Go through your credit card statements carefully to look for recurring monthly expenses and make a list of services you're paying for. Ask yourself if each one is really worth it or if the money could be better used for other goals. If you don't really need the subscription service, cut it from your life. 

16. Look at total costs for any purchase

Many of the things you buy probably have ongoing costs to use and maintain. If you buy one of those single-cup coffee makers, for example, you have to buy the little cups that go in them. Or, on a larger scale, if you buy a costly car, you have to pay for expensive insurance, maintenance, and repairs. 

To make sure your purchases aren't committing you to a lifetime of big spending, consider how much they'll cost to operate or maintain when you make a decision to buy. If you'll be financing, factor in interest charges, too. Unless you're comfortable paying both the upfront cost and the ongoing expense, skip the item or buy a version that's cheaper to maintain. 

It's also essential to consider total costs for any purchase that requires taking out a loan. If you can rent to own a $500 washing machine for the "low cost" of $50 a month for 24 months, for a total of $1,200, you're getting a really bad deal. That's an extreme example, but there are many situations where salespeople prompt you to look only at how affordable the monthly payment is -- such as when you buy furniture on credit or take a car loan.

Don't fall for this trick -- find out how much you'll pay in total to buy the item, and pay attention to how long you'll be stuck making payments before you decide if it's worth it.

17. Set a per-use spending limit

Another good way to make sure you're limiting your spending to things you get value from is to set a per-use limit and figure out how much each item you're considering costs per use.

For example, you may set your per-use limit at $1.

When you look at a product you're considering, think about how many times you'll use it and divide the price by that number to see if it fits in your per-use limit. If you're thinking about buying a $500 TV that you'll use once per day for the next two years, you'd get 730 uses out of the TV. Divide the $500 price by 730 uses to see your per-use cost of $0.68 -- well under your $1 maximum.  

18. Link saving with splurging

Trying to completely cut out splurges from your life is likely to backfire and will probably make it impossible for you to stick with your budget.

Instead, allow yourself the occasional splurge -- but set a rule that you'll link the expenditure with accomplishing a savings goal. For example, your rule may be that for every $50 impulse purchase you make, you'll move $20 into your savings account. When you do that, your random spending turns into an opportunity for you to set aside money for future goals. And you can only make purchases if you also have enough cash to invest for your future. 

19. Plan free activities 

Cutting spending doesn't have to involve cutting the fun out of your life. There are plenty of free ways to enjoy yourself, from going to no-cost concerts in the park to taking a walk with a friend.

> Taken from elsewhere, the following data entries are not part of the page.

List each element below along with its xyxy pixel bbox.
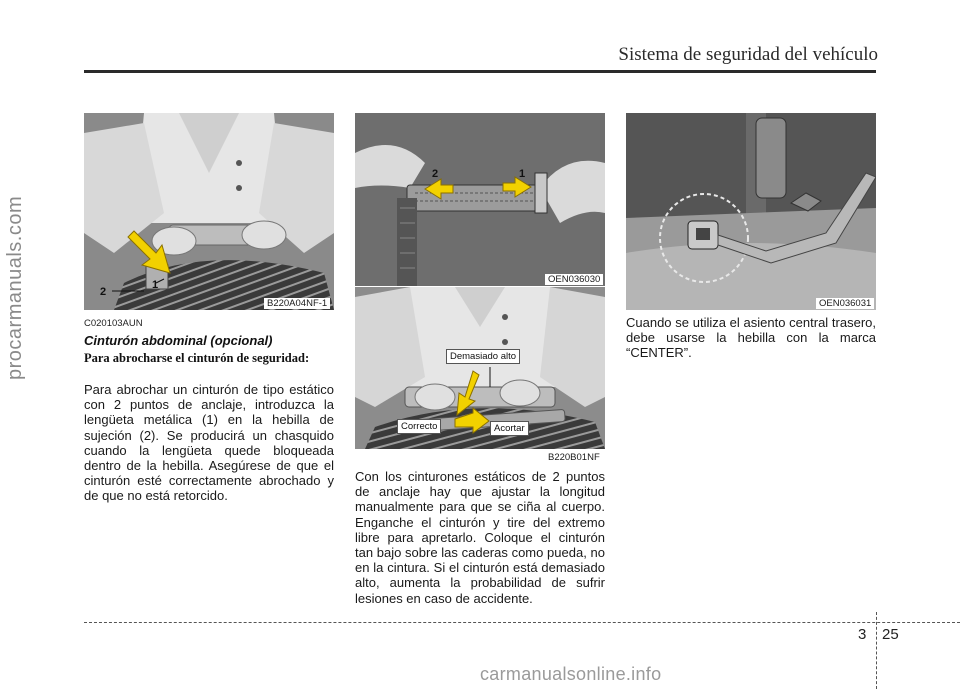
page-number: 25 <box>882 626 899 643</box>
section-subtitle: Para abrocharse el cinturón de seguridad: <box>84 351 310 365</box>
page-separator <box>876 612 877 689</box>
figure-rear-center-seat <box>626 113 876 310</box>
fig2-callout-2: 2 <box>432 168 439 180</box>
fig2-callout-1: 1 <box>519 168 526 180</box>
fig3-label-shorten: Acortar <box>490 421 529 436</box>
fig2-code: OEN036030 <box>545 274 603 285</box>
fig1-code: B220A04NF-1 <box>264 298 330 309</box>
section-title: Cinturón abdominal (opcional) <box>84 333 273 348</box>
fig3-code: B220B01NF <box>545 452 603 463</box>
figure-belt-adjustment <box>355 113 605 286</box>
section-code: C020103AUN <box>84 318 143 329</box>
column2-body: Con los cinturones estáticos de 2 puntos de anclaje hay que ajustar la longitud manualmente para que se ciña al cuerpo. Enganche el cinturón y tire del extremo libre para apretarlo. Coloque el cinturón tan bajo sobre las caderas como pueda, no en la cintura. Si el cinturón está demasiado alto, aumenta la probabilidad de sufrir lesiones en caso de accidente. <box>355 469 605 606</box>
figure-lap-belt-buckling <box>84 113 334 310</box>
figure-belt-position <box>355 287 605 449</box>
side-watermark[interactable]: procarmanuals.com <box>4 195 26 380</box>
fig4-code: OEN036031 <box>816 298 874 309</box>
page-chapter: 3 <box>858 626 867 643</box>
bottom-watermark[interactable]: carmanualsonline.info <box>480 664 662 684</box>
fig3-label-correct: Correcto <box>397 419 441 434</box>
footer-rule <box>84 622 960 623</box>
fig1-callout-2: 2 <box>100 286 107 298</box>
fig1-callout-1: 1 <box>152 279 159 291</box>
page-header-title: Sistema de seguridad del vehículo <box>618 44 878 65</box>
section-body: Para abrochar un cinturón de tipo estático con 2 puntos de anclaje, introduzca la lengüeta metálica (1) en la hebilla de sujeción (2). Se producirá un chasquido cuando la lengüeta quede bloqueada dentro de la hebilla. Asegúrese de que el cinturón esté correctamente abrochado y de que no está retorcido. <box>84 382 334 504</box>
column3-body: Cuando se utiliza el asiento central trasero, debe usarse la hebilla con la marca “CENTER”. <box>626 315 876 361</box>
fig3-label-too-high: Demasiado alto <box>446 349 520 364</box>
header-rule <box>84 70 876 73</box>
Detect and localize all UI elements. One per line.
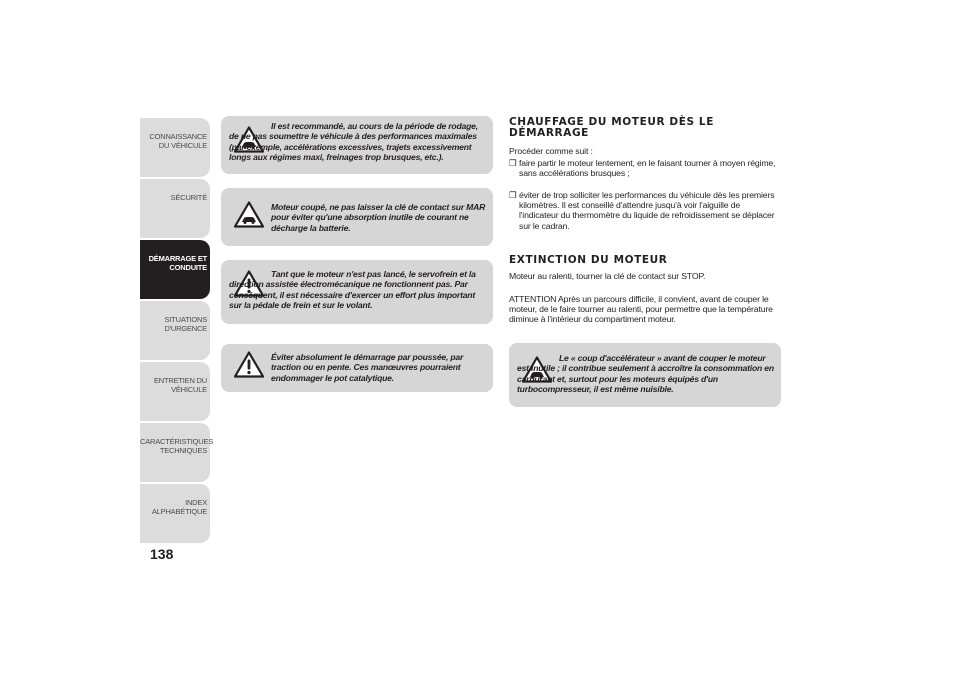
tab-label: SÉCURITÉ	[170, 193, 207, 202]
tab-label: SITUATIONS D'URGENCE	[164, 315, 207, 333]
warning-text: Le « coup d'accélérateur » avant de couper le moteur est inutile ; il contribue seulement à accroître la consommation en carburant et, surtout pour les moteurs équipés d'un turbocompresseur, il est même nuisible.	[517, 353, 774, 394]
tab-entretien-du-vehicule[interactable]	[140, 362, 210, 421]
section-paragraph: Moteur au ralenti, tourner la clé de contact sur STOP.	[509, 271, 706, 281]
triangle-warning-icon	[234, 351, 264, 383]
warning-box-coup-accelerateur	[509, 343, 781, 407]
tab-label: DÉMARRAGE ET CONDUITE	[148, 254, 207, 272]
tab-demarrage-et-conduite[interactable]	[140, 240, 210, 299]
tab-label: INDEX ALPHABÉTIQUE	[151, 498, 207, 516]
car-warning-icon	[234, 201, 264, 233]
checkbox-bullet-icon: ❒	[509, 190, 517, 200]
tab-caracteristiques-techniques[interactable]	[140, 423, 214, 482]
tab-label: CONNAISSANCE DU VÉHICULE	[149, 132, 207, 150]
section-intro: Procéder comme suit :	[509, 146, 593, 156]
warning-text: Il est recommandé, au cours de la période de rodage, de ne pas soumettre le véhicule à des performances maximales (par exemple, accélérations excessives, trajets excessivement longs aux régimes maxi, freinages trop brusques, etc.).	[229, 121, 478, 162]
page-number: 138	[150, 546, 174, 562]
tab-connaissance-du-vehicule[interactable]	[140, 118, 210, 177]
tab-label: ENTRETIEN DU VÉHICULE	[153, 376, 207, 394]
warning-text: Tant que le moteur n'est pas lancé, le servofrein et la direction assistée électromécanique ne fonctionnent pas. Par conséquent, il est nécessaire d'exercer un effort plus important sur la pédale de frein et sur le volant.	[229, 269, 476, 310]
section-title-chauffage: CHAUFFAGE DU MOTEUR DÈS LE DÉMARRAGE	[509, 116, 714, 139]
list-item	[509, 190, 781, 231]
list-item-text: éviter de trop solliciter les performances du véhicule dès les premiers kilomètres. Il est conseillé d'attendre jusqu'à voir l'aiguille de l'indicateur du thermomètre du liquide de refroidissement se déplacer sur le cadran.	[519, 190, 775, 231]
tab-label: CARACTÉRISTIQUES TECHNIQUES	[140, 437, 214, 455]
warning-box-batterie	[221, 188, 493, 246]
warning-text: Moteur coupé, ne pas laisser la clé de contact sur MAR pour éviter qu'une absorption inutile de courant ne décharge la batterie.	[271, 202, 486, 233]
section-title-extinction: EXTINCTION DU MOTEUR	[509, 254, 668, 266]
list-item-text: faire partir le moteur lentement, en le faisant tourner à moyen régime, sans accélérations brusques ;	[519, 158, 776, 179]
tab-index-alphabetique[interactable]	[140, 484, 210, 543]
tab-securite[interactable]	[140, 179, 210, 238]
warning-box-servofrein	[221, 260, 493, 324]
tab-situations-d-urgence[interactable]	[140, 301, 210, 360]
list-item	[509, 158, 779, 178]
section-paragraph-attention: ATTENTION Après un parcours difficile, il convient, avant de couper le moteur, de le faire tourner au ralenti, pour permettre que la température diminue à l'intérieur du compartiment moteur.	[509, 294, 773, 325]
checkbox-bullet-icon: ❒	[509, 158, 517, 168]
warning-box-rodage	[221, 116, 493, 174]
warning-box-demarrage-poussee	[221, 344, 493, 392]
warning-text: Éviter absolument le démarrage par poussée, par traction ou en pente. Ces manœuvres pourraient endommager le pot catalytique.	[271, 352, 464, 383]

Instead of scheduling activities that prompt you to spend money, such as going to the mall with a buddy, focus on doing free things instead. The more you pack your life with entertainment that costs you nothing, the less time you'll have to waste money buying stuff you don't need. 

20. Enlist the help of an accountability buddy 

Sometimes, it can be hard to stay motivated to cut spending on your own. Make a deal with a friend or a spouse that you'll support each other in your efforts to reduce your expenditures.

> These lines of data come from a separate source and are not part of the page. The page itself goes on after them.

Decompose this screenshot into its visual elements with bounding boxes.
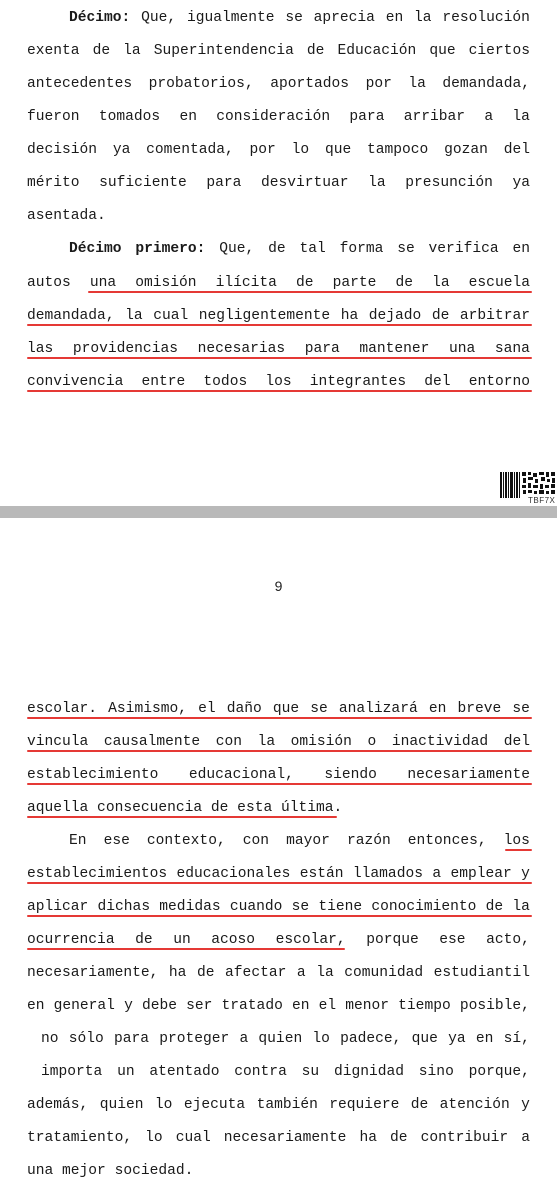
red-underline xyxy=(27,948,345,950)
word: contribuir xyxy=(420,1130,509,1146)
text-line xyxy=(27,996,530,1016)
word: Educación xyxy=(337,43,417,59)
word: a xyxy=(521,1130,530,1146)
word: la xyxy=(368,175,386,191)
word: a xyxy=(484,109,494,125)
word: ser xyxy=(186,998,213,1014)
word: tal xyxy=(299,241,326,257)
word: causalmente xyxy=(103,734,201,750)
word: los xyxy=(265,374,292,390)
word: de xyxy=(390,1130,408,1146)
word: integrantes xyxy=(309,374,407,390)
word: a xyxy=(296,965,306,981)
word: autos xyxy=(27,275,71,291)
word: entorno xyxy=(468,374,530,390)
word: se xyxy=(512,701,530,717)
word: ya xyxy=(112,142,131,158)
document-page-bottom xyxy=(0,518,557,1200)
word: entre xyxy=(141,374,186,390)
word: Décimo: xyxy=(69,10,131,26)
text-line: asentada. xyxy=(27,208,106,224)
text-line xyxy=(27,963,530,983)
word: acto, xyxy=(486,932,530,948)
word: antecedentes xyxy=(27,76,133,92)
word: los xyxy=(503,833,530,849)
word: ha xyxy=(359,1130,377,1146)
word: general xyxy=(53,998,115,1014)
word: por xyxy=(249,142,276,158)
word: en xyxy=(475,1031,494,1047)
word: ya xyxy=(448,1031,466,1047)
word: de xyxy=(395,275,413,291)
word: sí, xyxy=(503,1031,530,1047)
word: estudiantil xyxy=(433,965,530,981)
word: y xyxy=(521,866,530,882)
word: para xyxy=(113,1031,149,1047)
word: para xyxy=(206,175,242,191)
red-underline xyxy=(27,783,532,785)
word: necesarias xyxy=(197,341,286,357)
word: en xyxy=(512,241,530,257)
word: omisión xyxy=(290,734,352,750)
red-underline xyxy=(27,717,532,719)
word: escuela xyxy=(468,275,530,291)
word: en xyxy=(385,10,404,26)
word: debe xyxy=(141,998,177,1014)
word: ocurrencia xyxy=(27,932,115,948)
word: analizará xyxy=(338,701,418,717)
red-underline xyxy=(27,357,532,359)
word: que xyxy=(429,43,456,59)
red-underline xyxy=(505,849,532,851)
text-line: una mejor sociedad. xyxy=(27,1163,194,1179)
word: necesariamente xyxy=(407,767,530,783)
word: escolar, xyxy=(275,932,346,948)
word: suficiente xyxy=(99,175,187,191)
word: escolar. xyxy=(27,701,98,717)
word: contexto, xyxy=(146,833,226,849)
word: comunidad xyxy=(344,965,424,981)
word: resolución xyxy=(442,10,530,26)
word: presunción xyxy=(405,175,493,191)
word: Que, xyxy=(219,241,255,257)
text-line xyxy=(27,930,530,950)
word: lo xyxy=(145,1130,163,1146)
word: conocimiento xyxy=(371,899,477,915)
word: de xyxy=(306,43,325,59)
word: la xyxy=(316,965,334,981)
text-line xyxy=(27,864,530,884)
word: proteger xyxy=(159,1031,230,1047)
word: además, xyxy=(27,1097,89,1113)
word: menor xyxy=(345,998,390,1014)
word: verifica xyxy=(428,241,499,257)
word: en xyxy=(179,109,197,125)
text-line xyxy=(41,1029,530,1049)
word: Décimo xyxy=(69,241,122,257)
word: de xyxy=(135,932,153,948)
text-line xyxy=(27,173,530,193)
word: del xyxy=(503,734,530,750)
word: vincula xyxy=(27,734,89,750)
word: la xyxy=(432,275,450,291)
word: demandada, xyxy=(442,76,530,92)
red-underline xyxy=(27,390,532,392)
word: medidas xyxy=(159,899,221,915)
word: demandada, xyxy=(27,308,115,324)
text-line xyxy=(27,41,530,61)
word: cual xyxy=(153,308,189,324)
word: para xyxy=(349,109,385,125)
word: siendo xyxy=(324,767,377,783)
word: llamados xyxy=(352,866,423,882)
word: exenta xyxy=(27,43,80,59)
word: de xyxy=(410,1097,429,1113)
text-line xyxy=(69,239,530,259)
text-line xyxy=(27,306,530,326)
red-underline xyxy=(27,750,532,752)
word: la xyxy=(408,76,426,92)
word: posible, xyxy=(459,998,530,1014)
word: sino xyxy=(418,1064,454,1080)
word: ya xyxy=(512,175,530,191)
word: padece, xyxy=(340,1031,402,1047)
document-page-top xyxy=(0,0,557,506)
text-line xyxy=(27,273,530,293)
word: su xyxy=(301,1064,320,1080)
word: ilícita xyxy=(215,275,277,291)
word: establecimiento xyxy=(27,767,159,783)
word: están xyxy=(299,866,344,882)
word: mantener xyxy=(359,341,430,357)
page-number: 9 xyxy=(274,578,283,594)
word: primero: xyxy=(135,241,206,257)
word: sólo xyxy=(68,1031,104,1047)
text-line xyxy=(27,765,530,785)
word: gozan xyxy=(444,142,488,158)
word: necesariamente xyxy=(223,1130,347,1146)
word: o xyxy=(367,734,377,750)
word: un xyxy=(173,932,191,948)
word: el xyxy=(318,998,337,1014)
word: dignidad xyxy=(333,1064,404,1080)
word: la xyxy=(257,734,276,750)
word: tratamiento, xyxy=(27,1130,133,1146)
word: la xyxy=(123,43,141,59)
word: daño xyxy=(226,701,262,717)
word: comentada, xyxy=(146,142,234,158)
word: acoso xyxy=(211,932,256,948)
word: atentado xyxy=(149,1064,220,1080)
word: la xyxy=(512,899,530,915)
word: dejado xyxy=(368,308,422,324)
word: cual xyxy=(175,1130,211,1146)
word: se xyxy=(285,10,303,26)
word: de xyxy=(296,275,314,291)
word: que xyxy=(324,142,352,158)
word: de xyxy=(92,43,111,59)
word: la xyxy=(414,10,432,26)
word: igualmente xyxy=(186,10,275,26)
word: En xyxy=(69,833,87,849)
word: también xyxy=(256,1097,318,1113)
word: en xyxy=(428,701,447,717)
red-underline xyxy=(27,915,532,917)
word: de xyxy=(485,899,504,915)
word: mérito xyxy=(27,175,80,191)
word: desvirtuar xyxy=(260,175,349,191)
word: una xyxy=(449,341,476,357)
word: ha xyxy=(168,965,187,981)
text-line xyxy=(27,140,530,160)
word: omisión xyxy=(135,275,197,291)
word: afectar xyxy=(225,965,287,981)
word: cuando xyxy=(229,899,283,915)
word: necesariamente, xyxy=(27,965,159,981)
red-underline xyxy=(27,324,532,326)
word: se xyxy=(310,701,328,717)
page-separator xyxy=(0,506,557,518)
text-line xyxy=(27,897,530,917)
word: breve xyxy=(457,701,502,717)
text-line: aquella consecuencia de esta última. xyxy=(27,800,343,816)
text-line xyxy=(27,732,530,752)
word: quien xyxy=(258,1031,303,1047)
word: se xyxy=(291,899,310,915)
word: de xyxy=(431,308,450,324)
text-line xyxy=(27,1095,530,1115)
word: entonces, xyxy=(407,833,487,849)
word: aportados xyxy=(270,76,350,92)
word: se xyxy=(397,241,415,257)
word: tiempo xyxy=(398,998,451,1014)
word: para xyxy=(304,341,340,357)
word: lo xyxy=(291,142,310,158)
word: requiere xyxy=(329,1097,400,1113)
word: arribar xyxy=(403,109,466,125)
word: con xyxy=(242,833,270,849)
word: ha xyxy=(340,308,359,324)
word: negligentemente xyxy=(198,308,331,324)
text-line xyxy=(27,372,530,392)
barcode-icon xyxy=(500,472,556,498)
word: mayor xyxy=(286,833,330,849)
word: lo xyxy=(312,1031,330,1047)
red-underline xyxy=(27,882,532,884)
text-line xyxy=(41,1062,530,1082)
text-line xyxy=(27,74,530,94)
word: dichas xyxy=(97,899,151,915)
word: una xyxy=(89,275,117,291)
word: emplear xyxy=(450,866,512,882)
word: la xyxy=(512,109,530,125)
word: convivencia xyxy=(27,374,124,390)
word: del xyxy=(503,142,530,158)
word: parte xyxy=(332,275,377,291)
word: la xyxy=(125,308,143,324)
word: fueron xyxy=(27,109,80,125)
word: Que, xyxy=(141,10,177,26)
word: el xyxy=(198,701,216,717)
word: Superintendencia xyxy=(153,43,294,59)
word: no xyxy=(41,1031,59,1047)
word: establecimientos xyxy=(27,866,168,882)
word: tampoco xyxy=(367,142,429,158)
word: ciertos xyxy=(468,43,530,59)
word: tratado xyxy=(221,998,283,1014)
word: que xyxy=(411,1031,438,1047)
word: contra xyxy=(234,1064,287,1080)
word: sana xyxy=(494,341,530,357)
word: ejecuta xyxy=(183,1097,246,1113)
word: porque xyxy=(366,932,419,948)
text-line xyxy=(27,1128,530,1148)
text-line xyxy=(69,8,530,28)
word: razón xyxy=(346,833,391,849)
word: lo xyxy=(154,1097,173,1113)
word: ese xyxy=(439,932,466,948)
text-line xyxy=(27,339,530,359)
word: en xyxy=(27,998,45,1014)
word: probatorios, xyxy=(148,76,254,92)
word: de xyxy=(196,965,215,981)
word: porque, xyxy=(468,1064,530,1080)
word: educacional, xyxy=(188,767,294,783)
word: en xyxy=(291,998,310,1014)
barcode-code: TBF7X xyxy=(528,496,556,505)
red-underline xyxy=(27,816,337,818)
word: tomados xyxy=(98,109,161,125)
word: forma xyxy=(339,241,384,257)
red-underline xyxy=(88,291,532,293)
word: y xyxy=(521,1097,530,1113)
word: todos xyxy=(203,374,248,390)
word: a xyxy=(239,1031,249,1047)
word: educacionales xyxy=(176,866,291,882)
word: decisión xyxy=(27,142,98,158)
word: Asimismo, xyxy=(108,701,187,717)
text-line xyxy=(69,831,530,851)
word: que xyxy=(272,701,300,717)
word: arbitrar xyxy=(459,308,530,324)
word: importa xyxy=(41,1064,103,1080)
word: aplicar xyxy=(27,899,89,915)
word: a xyxy=(432,866,442,882)
word: un xyxy=(117,1064,135,1080)
word: ese xyxy=(103,833,130,849)
text-line xyxy=(27,107,530,127)
word: del xyxy=(424,374,451,390)
word: tiene xyxy=(318,899,363,915)
word: consideración xyxy=(216,109,331,125)
text-line xyxy=(27,699,530,719)
word: inactividad xyxy=(391,734,489,750)
word: con xyxy=(215,734,243,750)
word: por xyxy=(365,76,392,92)
word: providencias xyxy=(72,341,178,357)
word: las xyxy=(27,341,54,357)
word: de xyxy=(268,241,286,257)
word: quien xyxy=(99,1097,144,1113)
word: aprecia xyxy=(313,10,375,26)
word: atención xyxy=(439,1097,510,1113)
word: y xyxy=(124,998,133,1014)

That doesn't mean your buddy will chastise you if you slip up. Instead, the goal is to have someone to report to on your progress. When you know you're checking in with a friend who's rooting for you, you'll be far less likely to break your spending limits. 

Cutting spending doesn't have to be hard

Chances are good that at least some of the suggestions on this list will work for you and help you spend less money. By reducing your outflow and directing more money to financial goals, you'll be more successful in saving for big things so you can grow your net worth and build real wealth over time. It's worth the effort.